In a press release issued last week, the Federal Trade Commission (FTC) announced approval of the DTE Energy Company’s (DTE) petition to modify a 2019 order allowing NEXUS Gas Transmission LLC (Nexus) to acquire Generation Pipeline LLC with certain conditions. The announcement explained that DTE sought removal from the order because it had spun off all of its shares and assets in Generation Pipeline, a 25-mile intrastate pipeline that delivers natural gas to residents in the Toledo, Ohio area.

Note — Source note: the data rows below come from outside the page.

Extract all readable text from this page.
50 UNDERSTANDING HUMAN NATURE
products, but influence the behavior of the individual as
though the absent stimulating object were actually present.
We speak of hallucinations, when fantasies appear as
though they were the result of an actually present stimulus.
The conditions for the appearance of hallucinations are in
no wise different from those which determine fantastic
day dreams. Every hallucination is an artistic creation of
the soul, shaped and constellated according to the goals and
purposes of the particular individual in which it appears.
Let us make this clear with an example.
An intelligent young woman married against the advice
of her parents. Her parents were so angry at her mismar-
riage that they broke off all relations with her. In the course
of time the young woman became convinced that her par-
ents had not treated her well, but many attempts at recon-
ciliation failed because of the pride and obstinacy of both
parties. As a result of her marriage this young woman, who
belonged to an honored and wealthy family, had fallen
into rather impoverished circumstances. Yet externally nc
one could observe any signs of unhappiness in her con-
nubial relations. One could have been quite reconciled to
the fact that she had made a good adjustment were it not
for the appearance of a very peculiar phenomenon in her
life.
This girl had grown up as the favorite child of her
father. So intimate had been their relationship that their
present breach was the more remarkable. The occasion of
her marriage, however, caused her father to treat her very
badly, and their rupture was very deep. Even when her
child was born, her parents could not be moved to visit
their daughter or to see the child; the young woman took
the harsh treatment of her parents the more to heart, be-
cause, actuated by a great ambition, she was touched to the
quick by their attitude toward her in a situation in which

DTE is a Detroit, Michigan-based energy company that works to develop and manage energy-related businesses and services, its website says, while Nexus is a 256-mile transmission pipeline that sends natural gas from eastern Ohio to southeastern Michigan.
The FTC investigated the merger and found that it would improperly restrain trade as proposed. Its 2019 order addressed the competition concerns by first requiring the parties to eliminate a non-compete clause from their sales agreement. Second, it prohibited Nexus, DTE, and Enbridge from “participating in any agreement that restricts competition with another provider of natural gas pipeline transportation in parts of the Ohio counties of Lucas, Ottawa, and Wood.”
DTE petitioned for removal from the order, arguing that it sold its non-utility natural gas pipeline, storage, and gathering business, including its stake in Nexus, to another company, DT Midstream Inc. Consequently, DTE no longer had natural gas pipeline transportation assets in the specified counties.
The FTC agreed. Further, it said that as DTE’s successor, DT Midstream confirmed its assent to the order and agreed to comply with the requirements. As such, the FTC reported that it voted unanimously to approve DTE’s petition.